CDF Extractors

Badge +2

I have to build two 2 types of extractors.

1. PI extractor to connect to the PI server and fetch the data and ingest into CDF

2. SharePoint online - Extract data from files present in SharePoint online and ingest into CDF.


I wanted to know the construct in building the extractors. Mainly wanted to account for scenarios where the PI server is not available and PI extractor is unable to fetch the data from the pipeline. How to handle these kinds of situations and incorporate them in the code while building the extractor. Also, how to handle monitoring while performing extractor. Are there some sample code repos that can be referenced for getting complete idea for building extractors.  



9 replies

We have pre-built extractors for both of these systems. You can read about them on our docs page:

The extractors themselves can be downloaded from after you have logged in.

Badge +2

Thanks @mathialo  for your inputs. Please could you share monitoring guidelines and means of handling the DataStream if there is any hiccups in the PI server connectivity etc. How does the extractor resume from where it stopped / halted. How to handle those scenarios in the extractor scripts.


The extractor will reconnect automatically on connectivity issues. It also keeps track of extraction state in order to resume from where it left off in the case of the extractor being shut down or crashed.


From the docs page:

If the extractor reruns after a period of downtime, it resumes the backfill task and starts a frontfill task to fill in the gap between when the extractor stopped and the current time.
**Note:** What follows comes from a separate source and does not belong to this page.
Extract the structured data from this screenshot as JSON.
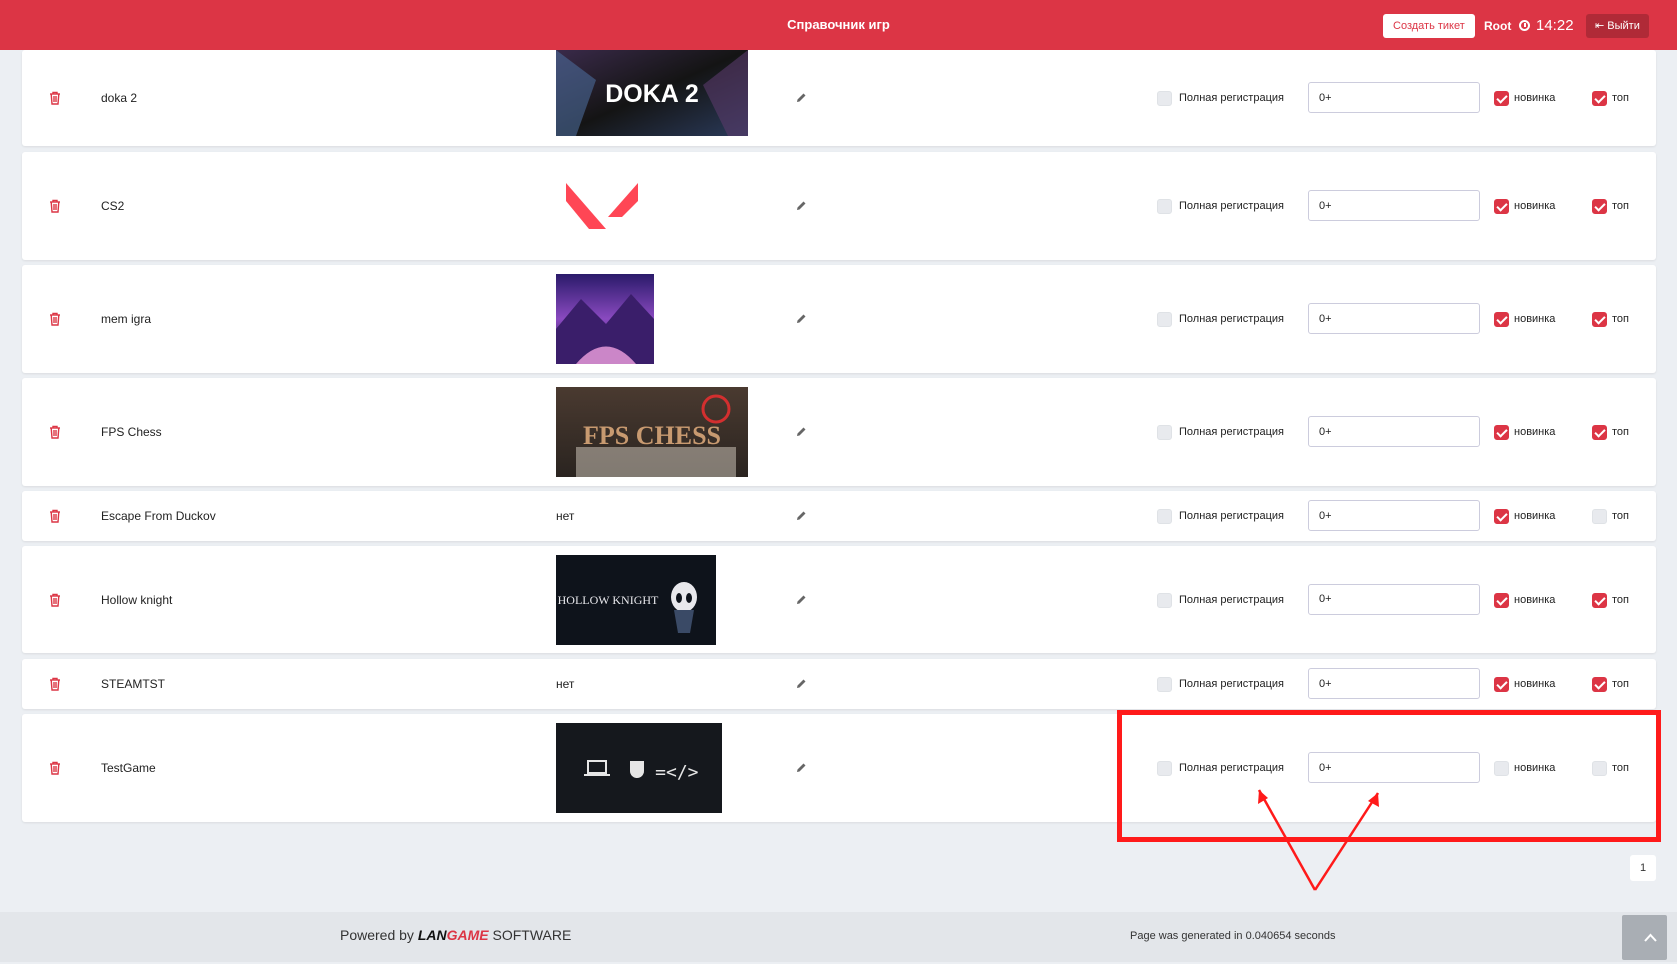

When the frontfill task has caught up, the extractor returns to streaming live data points.

The extractor maintains an extraction state for the time range between the first and last data point inserted into CDF. Only the streaming task can insert data points in CDF within this range. Any changes to historical values already existing in CDF will only be updated in CDF when the extractor is streaming data.

Badge +2

Thanks for the inputs @mathialo . So, I don't need to invest into doing any custom coding while using prebuilt extractors. I just need to configure with the right parameters and the data extraction can be accomplished.
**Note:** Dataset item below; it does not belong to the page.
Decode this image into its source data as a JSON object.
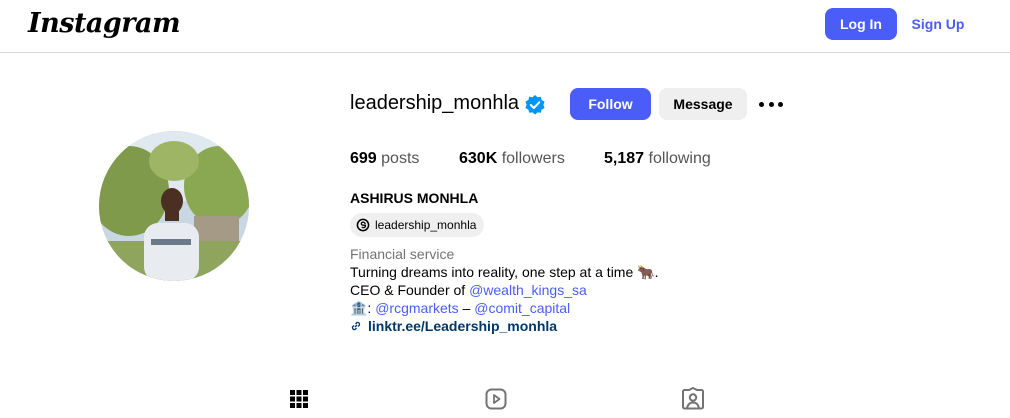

Correct, for something like Osisoft PI, it should be relatively plug-and-play. When you download the extractor from CDF you are also given an example configuration file you can use as a starting point for your own setup.

Badge +2

Thanks @mathialo . I have two environments, DEV and PROD. So, should I manually do the same steps for extraction for PROD as well separately? Can I setup Extraction pipelines using Git actions so that we can automate these steps and not do these steps manually in the respective environments?


Userlevel 2

Hey @eashwar11, for the PI extractor, you need a Windows Server Machine. Then you can install and configure a few extractors, one for DEV and one for PROD. Extractors are usually running continuously. If you’re going to use a cloud VM, you can configure GH actions to update the config files and restart services, for example, depending on a particular cloud provider. 

Badge +2

Thanks @roman.chesnokov . Could you please share any reference material that has all the technical details provided. (using GH actions etc).  I can note that the main documentation site shares the details in some abstract fashion. 

I am looking for something that has the necessary details like in the boot-camp documentation. 

Userlevel 2

@eashwar11 It strongly depends on the particular architecture and the use case. That’s probably why there are no particular examples of automation in the docs. Basically, you can just install a few instances of extractors on a VM manually and forget about that, that’s how it’s done for many cases.